Introducing Mark Scheffer:

 

Mark Steven Scheffer has been a longtime poet on The Poetic Link, and has crafted masterworks in many genera, most particularly formal pieces such as his sonnets. They are superlative poems in every respect.  Mark and I tend to mutually appreciate each other's writing, perhaps because there's a reciprocity about it -- a resonance, if you will.  It's truly rewarding that he has allowed me to include some of his poetry here.

 

In his "offline life", Mark is also a lawyer and the proud father of five children. In his writing, he draws frequently upon themes and images from his marriage and family life. He is also highly skilled in the use of Christian metaphor and religious allegory or allusion, so subtly embedded in the lines that one scarcely detects them except on further reflection.

 

 

 

 

Et in Arcadia Ego


A dull rain beats on endless gravel.
The sudden jolts, the moments on the run,
Temporarily done. A time to sit in armoire.
A time to be forbidden to see, but peek,
Beneath the lids of books and magazines.
Brief must it be. The trees are whispering,
The surge is audible with currents, invisible,

But no less fragile then a fist on a solid door.

She reaches to touch my open hand
With a sense too deep for holding,
As the dumb clock strikes a tapestry,
A thread of echoes older than the sea,
Each one a day for you, a day for me,
An era for a greater man,
A century for a King.

The children come down the stairs,
Bright-eyed and innocent with Kingdom.
I am the apple of their misery,
I, with my swart, persistent martyrdom,
Trailing my archangel ego,
That threads through the underbrush,
Or hangs itself on branches of a tree:

There is a the thing that coils me.
Colors, shadows, tinctures,
It merely plays with these.
At the centered spot, in the tapestry,
In the heart of the woof and weave,
Is a spot that is blank to my vision,
Which I am forbidden to see.

 

 

 

 

Sophia

 

Dear Princess,
the painted toes
at the ends of your feet
have engendered ribbons.
The earring in your brow
enhances the cusp
above your eye.

You have come out
of another side of darkness,
the unfamiliar door,
having dumped your round tires,
cast off your crisping pins,
and reached a higher pinnacle of style.

Now, as then, soldier, priest, politico
would hide you in whatever pocket serves.

It has been this way
since alleys smelled
of spikenard and cumin,

Since wise men, jaded with the sun,
came out with their heat,
under your moon —
you cooled them.

They had been pent, long enough —
you were eclipsed no longer.

Living proverb, you illustrate
the law.

When the prophets come,
you burn.

Daughter, we can not drop you
with the stones from our hands.

We would have you, immaculate,
part of another world.

We will have you, one way or another.

 

 

 

Cleopatra's Barge


Is empty, and queering at the bottom of the sea.

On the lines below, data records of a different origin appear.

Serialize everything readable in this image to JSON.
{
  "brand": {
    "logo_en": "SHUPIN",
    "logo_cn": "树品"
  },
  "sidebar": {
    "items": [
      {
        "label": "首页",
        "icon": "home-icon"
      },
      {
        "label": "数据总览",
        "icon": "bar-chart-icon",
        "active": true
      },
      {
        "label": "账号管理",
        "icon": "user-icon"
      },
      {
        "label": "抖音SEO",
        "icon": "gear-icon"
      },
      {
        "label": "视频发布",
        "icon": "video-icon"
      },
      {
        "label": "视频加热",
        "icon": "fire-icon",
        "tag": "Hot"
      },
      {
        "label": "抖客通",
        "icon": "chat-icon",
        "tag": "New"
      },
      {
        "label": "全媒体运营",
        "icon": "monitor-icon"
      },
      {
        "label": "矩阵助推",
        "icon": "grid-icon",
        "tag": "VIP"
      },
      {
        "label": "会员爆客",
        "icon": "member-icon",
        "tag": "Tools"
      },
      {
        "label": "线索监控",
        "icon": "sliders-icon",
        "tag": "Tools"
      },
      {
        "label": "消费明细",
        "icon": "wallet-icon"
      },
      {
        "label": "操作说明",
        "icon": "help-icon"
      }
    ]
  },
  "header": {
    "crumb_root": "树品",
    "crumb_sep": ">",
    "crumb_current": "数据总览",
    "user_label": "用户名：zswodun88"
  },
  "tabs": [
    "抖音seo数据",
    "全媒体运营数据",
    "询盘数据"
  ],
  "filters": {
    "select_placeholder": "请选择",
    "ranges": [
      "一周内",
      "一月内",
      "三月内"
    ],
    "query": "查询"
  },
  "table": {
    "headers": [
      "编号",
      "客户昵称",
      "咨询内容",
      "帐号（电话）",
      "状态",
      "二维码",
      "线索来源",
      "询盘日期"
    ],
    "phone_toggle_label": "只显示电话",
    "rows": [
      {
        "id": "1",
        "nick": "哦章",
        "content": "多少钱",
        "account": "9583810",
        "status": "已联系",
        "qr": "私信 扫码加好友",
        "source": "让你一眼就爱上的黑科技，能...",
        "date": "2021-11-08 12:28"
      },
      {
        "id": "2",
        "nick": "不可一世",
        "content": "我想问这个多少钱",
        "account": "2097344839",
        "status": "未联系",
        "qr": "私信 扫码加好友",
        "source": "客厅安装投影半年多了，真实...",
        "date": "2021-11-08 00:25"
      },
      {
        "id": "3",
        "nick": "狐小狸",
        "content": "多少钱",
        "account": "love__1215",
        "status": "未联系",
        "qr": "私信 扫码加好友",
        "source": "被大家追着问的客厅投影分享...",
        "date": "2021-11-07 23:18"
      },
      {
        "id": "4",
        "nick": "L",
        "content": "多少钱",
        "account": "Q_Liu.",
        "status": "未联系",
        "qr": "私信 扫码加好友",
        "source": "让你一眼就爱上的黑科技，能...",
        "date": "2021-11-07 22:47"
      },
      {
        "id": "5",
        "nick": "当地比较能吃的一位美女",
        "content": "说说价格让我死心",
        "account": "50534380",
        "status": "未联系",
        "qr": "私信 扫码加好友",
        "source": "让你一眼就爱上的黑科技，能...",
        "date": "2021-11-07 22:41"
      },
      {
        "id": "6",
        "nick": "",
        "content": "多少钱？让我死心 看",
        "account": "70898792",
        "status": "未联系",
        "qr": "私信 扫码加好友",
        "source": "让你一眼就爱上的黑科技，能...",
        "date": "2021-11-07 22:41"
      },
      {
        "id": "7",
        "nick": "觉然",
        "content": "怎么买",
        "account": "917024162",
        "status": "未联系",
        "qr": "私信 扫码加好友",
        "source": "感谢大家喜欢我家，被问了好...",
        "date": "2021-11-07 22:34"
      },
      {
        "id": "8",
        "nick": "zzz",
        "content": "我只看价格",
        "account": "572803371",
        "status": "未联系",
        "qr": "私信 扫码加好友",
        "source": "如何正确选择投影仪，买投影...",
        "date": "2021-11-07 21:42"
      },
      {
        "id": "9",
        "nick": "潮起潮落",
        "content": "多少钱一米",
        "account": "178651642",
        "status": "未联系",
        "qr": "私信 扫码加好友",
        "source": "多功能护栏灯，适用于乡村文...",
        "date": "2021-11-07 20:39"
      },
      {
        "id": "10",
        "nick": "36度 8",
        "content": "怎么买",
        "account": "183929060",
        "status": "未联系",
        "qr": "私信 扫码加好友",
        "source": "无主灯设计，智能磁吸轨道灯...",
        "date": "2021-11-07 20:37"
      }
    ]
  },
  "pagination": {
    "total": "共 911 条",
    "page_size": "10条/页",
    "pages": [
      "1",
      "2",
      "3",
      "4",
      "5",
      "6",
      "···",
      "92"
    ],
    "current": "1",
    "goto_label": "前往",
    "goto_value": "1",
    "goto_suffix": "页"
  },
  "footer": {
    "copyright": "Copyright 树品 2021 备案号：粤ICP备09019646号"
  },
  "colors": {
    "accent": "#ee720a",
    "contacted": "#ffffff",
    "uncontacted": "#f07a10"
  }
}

Starfish
Are drawn, as if it were the sky they'd never known. Oars,
Quiescent at last from the last blades of toil, point
Toward the bottom of hell. Yet here was a place to recline.
Eunuchs had hard-ons, stout men stayed hard, miracles happened
On the planks before her throne. Caesars' hands became claws of orgasm,
As birds in circles watched the whole night long.
Each breath she took, each wave of her hand, caused gapings
     in another place, like mouths
Of caves that yawn about her barge. Where now this alchemist’s
Whore, this Elizabethan femme fatale, this Victorian’s wet dream?
Now dolphins only cruise along the Via that silts with memory.
They know hers was the hand that could feed them, they know
Here is a space that they should fill with song.

 

 

 

The Promethean Tongue

 

I look for sirens in the water’s eye,
But sometimes stop at buttercups. The water,
As faithful as the daughter of the well,
Is gushing everywhere.
Learning to trust the fountain, I leave myself
Open. Streams ripple over the fluted river stones.
The sky hums with the living engine. Hisses
Lift from the grass, bend around the trees
As I take their sound and make motion
Without moving a sinew. Language
Comes out of nowhere like a snake
That has sloughed itself into a new chrysalis.
I move into matter with a renewed vigor,
Not having asked for this power. I bear myself
Into the nowhere,
Bringing back something never seen before.

 

 

On Mortality

Bury my body in an unmarked grave, and grieve
The man who was above. Though oysters pearl,
And Pharaohs take with them what they won't leave,
The poor flesh rots, and love's left with the world.
Mark how our hours, like a photograph,
Grow dim, just as the fire in us wanes;
Watch the old frowner twist his face, and laugh,
As raindrops track, like lives, on windowpanes.
Yet take it not to heart, nor be obsessed:
Disease needs victims, victims not disease;
He schemes to kill us, for he knows we're blessed;
He puts out light because another sees. 
    Then let us scorn, if just for now, not then,
    For death defiance is the mark of men.